Corp Fin has just released some new CDIs, summarized below, relating to material cybersecurity incidents. As you know, in July, the SEC voted, three to two, to adopt final rules on cybersecurity disclosure, which includes a requirement for material incident reporting on Forms 8-K and 6-K. Compliance with the 8-K and 6-K incident disclosure requirements will be required for all companies other than smaller reporting companies beginning on December 18, 2023. SRCs will have an additional 180 days deferral. (See this PubCo post.) The new CDIs can all be found under the caption Exchange Act Forms, in a new Section 104B, Item 1.05 Material Cybersecurity Incidents. Summaries are below, but each CDI number is linked to the CDI on the SEC website, so you can easily read the version in full.
Under the final rule, if a public company experiences a cybersecurity incident that the company determines to be material, the company is required to file a Form 8-K under new Item 1.05, describing the “material aspects of the nature, scope, and timing of the incident, and the material impact or reasonably likely material impact on the registrant, including its financial condition and results of operations.” The materiality determination regarding a cybersecurity incident must be made “without unreasonable delay” after discovery of the incident. To the extent that the required information has not been determined or is unavailable at the time of the required filing, the company is required to include a statement to that effect in the filing and then file an amendment to its Form 8-K containing that information within four business days after the company, without unreasonable delay, determines the information or the information becomes available.
In response to comments, the SEC adopted a provision allowing delayed filing for an initial 30 days where the Attorney General determines that the disclosure poses a substantial risk to national security or public safety and notifies the SEC in writing. Further extensions of up to 120 days are possible; longer delays would require an SEC exemptive order. The SEC advises that the staff have consulted with the DOJ “to establish an interagency communication process to allow for the Attorney General’s determination to be communicated to the Commission in a timely manner. The Department of Justice will notify the affected registrant that communication to the Commission has been made, so that the registrant may delay filing its Form 8-K.” The release observes that this delay provision is separate from Exchange Act Rule 0-6, which prohibits disclosure of classified information, and would take precedence over these cybersecurity disclosure rules. But how will all this work in practice? These new CDIs, together with the Department of Justice Material Cybersecurity Incident Delay Determinations, Department of Justice (2023), to which each of the CDIs refers, address some of those questions. The DOJ guidance is summarized in the SideBar below.
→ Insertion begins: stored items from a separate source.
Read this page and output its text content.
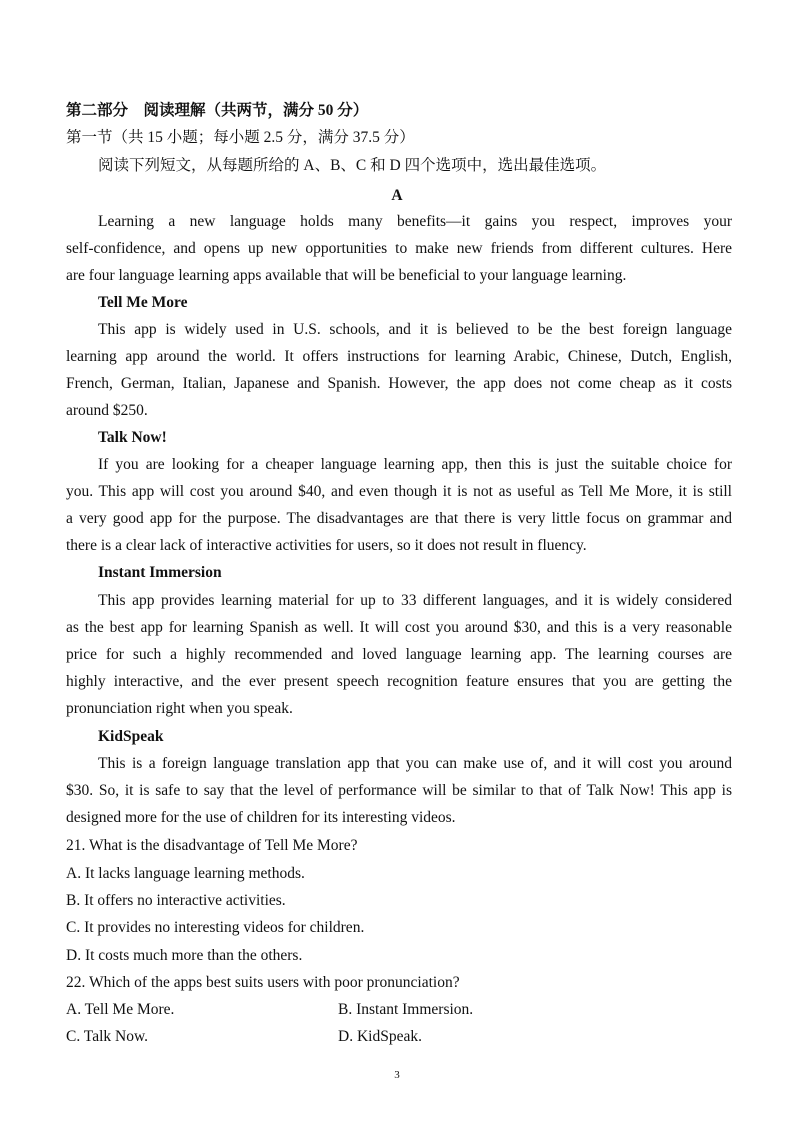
第二部分　阅读理解（共两节，满分 50 分）
第一节（共 15 小题；每小题 2.5 分，满分 37.5 分）
阅读下列短文，从每题所给的 A、B、C 和 D 四个选项中，选出最佳选项。
A
Learning a new language holds many benefits—it gains you respect, improves your
self-confidence, and opens up new opportunities to make new friends from different cultures. Here
are four language learning apps available that will be beneficial to your language learning.
Tell Me More
This app is widely used in U.S. schools, and it is believed to be the best foreign language
learning app around the world. It offers instructions for learning Arabic, Chinese, Dutch, English,
French, German, Italian, Japanese and Spanish. However, the app does not come cheap as it costs
around $250.
Talk Now!
If you are looking for a cheaper language learning app, then this is just the suitable choice for
you. This app will cost you around $40, and even though it is not as useful as Tell Me More, it is still
a very good app for the purpose. The disadvantages are that there is very little focus on grammar and
there is a clear lack of interactive activities for users, so it does not result in fluency.
Instant Immersion
This app provides learning material for up to 33 different languages, and it is widely considered
as the best app for learning Spanish as well. It will cost you around $30, and this is a very reasonable
price for such a highly recommended and loved language learning app. The learning courses are
highly interactive, and the ever present speech recognition feature ensures that you are getting the
pronunciation right when you speak.
KidSpeak
This is a foreign language translation app that you can make use of, and it will cost you around
$30. So, it is safe to say that the level of performance will be similar to that of Talk Now! This app is
designed more for the use of children for its interesting videos.
21. What is the disadvantage of Tell Me More?
A. It lacks language learning methods.
B. It offers no interactive activities.
C. It provides no interesting videos for children.
D. It costs much more than the others.
22. Which of the apps best suits users with poor pronunciation?
A. Tell Me More.	B. Instant Immersion.
C. Talk Now.	D. KidSpeak.
3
Item 1.05 Material Cybersecurity Incidents
- New Question 104B.01 A company may delay providing the Item 1.05 Form 8-K disclosure only if the Attorney General determines that disclosure would pose a substantial risk to national security or public safety and notifies the SEC of that determination in writing before the Form 8-K would otherwise be due. Merely requesting a delay does not change the company’s filing obligation. If a company experiences a material cybersecurity incident and requests a determination of whether disclosure of the incident on Form 8-K poses a substantial risk, but the AG declines to make that determination or does not respond before the Form 8-K would otherwise be due, the company must still file the Form 8-K within four business days of its determination that the incident was material.
- New Question 104B.02 But if the company makes the same type of request and the AG determines that disclosure of the incident on Form 8-K would pose a substantial risk to national security or public safety and also notifies the SEC that disclosure should be delayed for the time period provided in Form 8-K Item 1.05(c), the company must file the Item 1.05 Form 8-K within four business days of the expiration of the delay period provided by the AG. If the company subsequently requests an additional delay from the AG, but the AG declines or does not timely respond before the expiration of the current delay period, the deadline for the company to file the Form 8-K is still four business days after the expiration of the original delay period provided by the AG.
- New Question 104B.03 If, after a material cybersecurity incident, disclosure on Form 8-K is delayed for up to 30 days, as specified by the AG, but the AG subsequently determines, during the delay period, that disclosure of the incident no longer poses a substantial risk to national security or public safety and notifies the SEC and the company of this new determination, the company must file the Item 1.05 Form 8-K within four business days of the AG’s notification to the SEC and the company. Here, Corp Fin refers companies specifically to “Changes in circumstances during a delay period” in the DOJ guidelines.